Staff framed the issue as distinct from a citywide AI policy: the IT‑led group is focused on internal staff use, while the commission needs guidance on evaluating art submissions, disclosure and selection‑panel practice. "We're probably not going to like put a big thumb on—it's more focused around the visual versus the proposal," the chair said when summarizing staff intent around guidelines rather than an immediate policy.
Speakers voiced a range of views. One presenter summarized current legal thinking: "Under current law, content produced entirely by AI immediately enters the public domain. No creator copyright." Commissioners and staff noted that the situation is more complex if artists use AI as a tool that incorporates third‑party materials, and they urged input from the city attorney before finalizing rules.
Several commissioners argued disclosure should be required. "I've been having conversations with both artists and tech folks ... one thing that there was consensus on was that the use of AI should be disclosed," the chair said, describing outreach to local partners including NAU's AI Hub. Commissioners discussed alternatives: require disclosure only to staff, require disclosure to selection panels, or include specific rubric items that parse "original idea" from technical reproduction.

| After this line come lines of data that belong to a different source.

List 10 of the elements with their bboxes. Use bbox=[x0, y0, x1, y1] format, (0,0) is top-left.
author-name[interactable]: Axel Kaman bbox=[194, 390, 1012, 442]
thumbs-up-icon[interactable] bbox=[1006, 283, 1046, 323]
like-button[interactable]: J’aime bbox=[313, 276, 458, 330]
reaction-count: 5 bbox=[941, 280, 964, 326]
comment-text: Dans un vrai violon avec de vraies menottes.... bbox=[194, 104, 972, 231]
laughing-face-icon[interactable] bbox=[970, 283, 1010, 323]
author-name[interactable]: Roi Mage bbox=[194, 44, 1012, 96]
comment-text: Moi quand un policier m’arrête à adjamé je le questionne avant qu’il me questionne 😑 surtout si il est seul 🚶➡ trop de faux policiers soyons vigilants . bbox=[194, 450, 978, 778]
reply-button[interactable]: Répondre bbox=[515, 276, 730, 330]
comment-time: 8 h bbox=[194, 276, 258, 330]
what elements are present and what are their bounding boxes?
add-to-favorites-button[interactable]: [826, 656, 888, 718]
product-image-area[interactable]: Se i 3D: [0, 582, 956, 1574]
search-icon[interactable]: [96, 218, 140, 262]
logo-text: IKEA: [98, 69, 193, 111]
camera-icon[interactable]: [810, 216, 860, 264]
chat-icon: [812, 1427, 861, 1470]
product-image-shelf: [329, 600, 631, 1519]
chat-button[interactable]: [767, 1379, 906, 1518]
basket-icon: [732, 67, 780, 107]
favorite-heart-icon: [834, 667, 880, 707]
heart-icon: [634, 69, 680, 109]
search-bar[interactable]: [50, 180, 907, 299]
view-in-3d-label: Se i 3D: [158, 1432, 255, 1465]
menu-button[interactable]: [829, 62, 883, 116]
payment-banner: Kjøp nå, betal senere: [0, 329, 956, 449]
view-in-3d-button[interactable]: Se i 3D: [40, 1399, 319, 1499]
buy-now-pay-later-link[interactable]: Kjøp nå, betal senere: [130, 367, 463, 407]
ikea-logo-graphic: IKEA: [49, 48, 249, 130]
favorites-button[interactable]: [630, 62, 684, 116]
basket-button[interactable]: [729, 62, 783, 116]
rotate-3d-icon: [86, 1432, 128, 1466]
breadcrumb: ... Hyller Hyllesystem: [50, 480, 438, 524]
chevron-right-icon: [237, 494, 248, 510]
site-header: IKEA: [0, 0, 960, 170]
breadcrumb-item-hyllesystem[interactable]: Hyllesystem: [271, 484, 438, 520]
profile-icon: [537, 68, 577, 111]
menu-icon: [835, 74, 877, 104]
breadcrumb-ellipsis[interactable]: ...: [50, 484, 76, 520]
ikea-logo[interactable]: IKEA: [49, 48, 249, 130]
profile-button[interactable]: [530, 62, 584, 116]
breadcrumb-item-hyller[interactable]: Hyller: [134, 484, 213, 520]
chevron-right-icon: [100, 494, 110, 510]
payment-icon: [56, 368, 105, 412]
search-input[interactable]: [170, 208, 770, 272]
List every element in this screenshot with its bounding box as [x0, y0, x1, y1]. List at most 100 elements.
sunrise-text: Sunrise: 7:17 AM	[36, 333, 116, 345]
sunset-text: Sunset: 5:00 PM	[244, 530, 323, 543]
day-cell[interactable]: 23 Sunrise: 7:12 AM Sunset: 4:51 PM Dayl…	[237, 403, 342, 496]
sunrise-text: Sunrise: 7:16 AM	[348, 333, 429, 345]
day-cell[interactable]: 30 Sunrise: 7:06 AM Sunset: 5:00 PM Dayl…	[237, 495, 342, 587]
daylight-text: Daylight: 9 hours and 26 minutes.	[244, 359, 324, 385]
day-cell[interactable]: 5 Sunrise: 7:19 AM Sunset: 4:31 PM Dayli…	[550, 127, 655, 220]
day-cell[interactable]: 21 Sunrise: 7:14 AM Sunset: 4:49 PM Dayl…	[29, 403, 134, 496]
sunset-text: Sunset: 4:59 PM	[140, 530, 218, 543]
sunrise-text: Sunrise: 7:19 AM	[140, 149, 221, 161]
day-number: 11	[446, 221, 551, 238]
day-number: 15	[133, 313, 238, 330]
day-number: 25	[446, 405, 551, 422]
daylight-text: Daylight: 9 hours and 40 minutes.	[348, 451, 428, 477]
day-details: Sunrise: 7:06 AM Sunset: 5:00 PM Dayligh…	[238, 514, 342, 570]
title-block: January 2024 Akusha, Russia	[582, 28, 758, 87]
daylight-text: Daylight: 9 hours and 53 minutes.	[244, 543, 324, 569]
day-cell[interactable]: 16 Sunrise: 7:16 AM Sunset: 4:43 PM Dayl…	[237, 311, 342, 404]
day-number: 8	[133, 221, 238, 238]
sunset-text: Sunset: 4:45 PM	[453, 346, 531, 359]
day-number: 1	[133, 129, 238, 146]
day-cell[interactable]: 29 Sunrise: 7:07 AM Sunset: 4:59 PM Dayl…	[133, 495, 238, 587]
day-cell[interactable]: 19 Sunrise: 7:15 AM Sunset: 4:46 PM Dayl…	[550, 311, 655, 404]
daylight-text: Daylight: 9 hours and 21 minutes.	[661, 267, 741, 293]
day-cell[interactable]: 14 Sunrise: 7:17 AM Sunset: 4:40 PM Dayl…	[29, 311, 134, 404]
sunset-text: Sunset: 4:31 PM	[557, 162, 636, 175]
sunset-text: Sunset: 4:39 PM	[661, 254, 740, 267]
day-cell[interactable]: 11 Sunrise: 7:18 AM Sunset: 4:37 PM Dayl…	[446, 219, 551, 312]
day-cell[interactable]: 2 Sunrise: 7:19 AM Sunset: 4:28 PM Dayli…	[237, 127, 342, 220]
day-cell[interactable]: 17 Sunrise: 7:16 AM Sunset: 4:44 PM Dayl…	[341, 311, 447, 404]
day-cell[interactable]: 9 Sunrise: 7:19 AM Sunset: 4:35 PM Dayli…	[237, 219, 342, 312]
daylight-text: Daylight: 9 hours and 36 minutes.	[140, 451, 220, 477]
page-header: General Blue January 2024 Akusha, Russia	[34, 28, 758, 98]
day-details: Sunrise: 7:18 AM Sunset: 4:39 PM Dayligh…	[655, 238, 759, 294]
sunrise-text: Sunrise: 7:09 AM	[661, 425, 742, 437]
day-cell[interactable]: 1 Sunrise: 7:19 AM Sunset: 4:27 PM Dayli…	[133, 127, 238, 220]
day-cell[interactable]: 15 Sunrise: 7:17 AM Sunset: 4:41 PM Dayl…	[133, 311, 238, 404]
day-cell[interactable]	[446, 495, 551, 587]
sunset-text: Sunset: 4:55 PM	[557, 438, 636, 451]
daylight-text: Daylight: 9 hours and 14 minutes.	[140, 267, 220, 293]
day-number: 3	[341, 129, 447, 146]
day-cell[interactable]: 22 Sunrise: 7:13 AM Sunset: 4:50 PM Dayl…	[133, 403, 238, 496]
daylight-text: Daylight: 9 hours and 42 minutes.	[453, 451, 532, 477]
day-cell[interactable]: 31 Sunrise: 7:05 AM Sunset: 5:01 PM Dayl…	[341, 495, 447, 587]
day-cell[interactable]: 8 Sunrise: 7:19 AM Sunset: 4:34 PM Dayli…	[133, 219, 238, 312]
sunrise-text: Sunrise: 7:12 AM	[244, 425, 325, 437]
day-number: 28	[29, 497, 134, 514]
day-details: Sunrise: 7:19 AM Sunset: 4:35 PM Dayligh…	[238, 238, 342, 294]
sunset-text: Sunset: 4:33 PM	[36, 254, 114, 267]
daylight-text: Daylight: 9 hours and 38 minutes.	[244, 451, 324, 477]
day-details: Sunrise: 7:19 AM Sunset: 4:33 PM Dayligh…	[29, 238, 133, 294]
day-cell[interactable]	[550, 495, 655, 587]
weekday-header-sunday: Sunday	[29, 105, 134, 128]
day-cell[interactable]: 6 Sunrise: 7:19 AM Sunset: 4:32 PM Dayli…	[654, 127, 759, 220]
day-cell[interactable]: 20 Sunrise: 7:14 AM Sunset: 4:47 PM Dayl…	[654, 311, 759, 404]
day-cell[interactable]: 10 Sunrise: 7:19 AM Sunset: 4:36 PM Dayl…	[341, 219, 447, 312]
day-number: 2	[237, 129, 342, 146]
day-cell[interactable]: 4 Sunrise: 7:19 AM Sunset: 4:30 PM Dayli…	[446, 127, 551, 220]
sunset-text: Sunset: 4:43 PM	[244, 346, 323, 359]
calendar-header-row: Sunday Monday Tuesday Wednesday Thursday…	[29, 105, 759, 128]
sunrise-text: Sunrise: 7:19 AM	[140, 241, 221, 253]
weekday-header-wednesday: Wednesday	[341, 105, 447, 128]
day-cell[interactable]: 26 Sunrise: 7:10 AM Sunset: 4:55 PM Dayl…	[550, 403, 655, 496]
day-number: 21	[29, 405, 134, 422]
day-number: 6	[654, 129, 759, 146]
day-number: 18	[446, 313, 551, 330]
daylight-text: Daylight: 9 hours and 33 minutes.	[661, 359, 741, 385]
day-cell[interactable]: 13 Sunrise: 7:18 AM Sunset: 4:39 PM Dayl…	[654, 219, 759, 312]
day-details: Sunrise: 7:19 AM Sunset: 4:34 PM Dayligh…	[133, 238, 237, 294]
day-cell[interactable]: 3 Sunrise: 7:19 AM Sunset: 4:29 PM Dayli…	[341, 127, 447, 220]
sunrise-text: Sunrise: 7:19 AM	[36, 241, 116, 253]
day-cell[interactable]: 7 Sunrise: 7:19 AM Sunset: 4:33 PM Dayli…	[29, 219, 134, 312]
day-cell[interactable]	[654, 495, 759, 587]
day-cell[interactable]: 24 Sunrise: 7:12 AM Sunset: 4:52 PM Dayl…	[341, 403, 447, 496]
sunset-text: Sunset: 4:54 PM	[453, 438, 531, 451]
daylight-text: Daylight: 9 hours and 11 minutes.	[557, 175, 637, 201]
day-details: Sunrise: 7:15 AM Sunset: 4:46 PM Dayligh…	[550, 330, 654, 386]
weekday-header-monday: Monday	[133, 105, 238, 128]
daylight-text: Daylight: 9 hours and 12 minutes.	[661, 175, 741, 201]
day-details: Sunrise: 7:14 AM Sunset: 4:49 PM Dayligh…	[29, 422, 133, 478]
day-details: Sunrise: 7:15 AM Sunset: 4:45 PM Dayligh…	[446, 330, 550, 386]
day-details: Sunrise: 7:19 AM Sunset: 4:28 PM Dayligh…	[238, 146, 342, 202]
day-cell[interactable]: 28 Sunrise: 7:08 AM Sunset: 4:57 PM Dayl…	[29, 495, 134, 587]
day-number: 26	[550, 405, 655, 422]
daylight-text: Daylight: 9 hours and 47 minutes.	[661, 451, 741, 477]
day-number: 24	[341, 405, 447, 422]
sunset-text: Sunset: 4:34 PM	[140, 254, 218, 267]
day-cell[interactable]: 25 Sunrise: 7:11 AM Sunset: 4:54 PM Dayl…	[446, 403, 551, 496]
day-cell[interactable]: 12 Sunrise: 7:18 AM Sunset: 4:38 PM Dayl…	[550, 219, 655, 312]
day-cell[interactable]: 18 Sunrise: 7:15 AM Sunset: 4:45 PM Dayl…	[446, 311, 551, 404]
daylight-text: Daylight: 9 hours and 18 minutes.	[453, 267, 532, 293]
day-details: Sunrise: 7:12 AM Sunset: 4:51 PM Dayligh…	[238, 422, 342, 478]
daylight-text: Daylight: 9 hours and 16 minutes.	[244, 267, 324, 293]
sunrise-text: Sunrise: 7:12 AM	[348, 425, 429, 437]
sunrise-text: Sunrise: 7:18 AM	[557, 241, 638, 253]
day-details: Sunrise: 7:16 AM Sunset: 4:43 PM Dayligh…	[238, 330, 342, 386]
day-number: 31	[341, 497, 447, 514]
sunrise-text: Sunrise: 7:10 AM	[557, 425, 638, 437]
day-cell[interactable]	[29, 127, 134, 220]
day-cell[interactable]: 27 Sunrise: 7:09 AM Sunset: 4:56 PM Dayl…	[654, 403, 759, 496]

Practical suggestions included forming a small advisory committee (1–2 commissioners plus staff and external partners such as NAU or the Arizona Commission on the Arts), running focused artist outreach and crafting rubrics that separate technical durability, local cultural considerations and originality. Commissioners also noted risks: bias in AI training data, the possibility of "hallucination" or factual errors from automated checks, and differences in how digital pieces and painted works are evaluated.
No formal policy was adopted. The commission asked staff to pursue legal guidance, continue outreach to artists and peer organizations, and return with options for an advisory committee or draft guidelines for future meetings.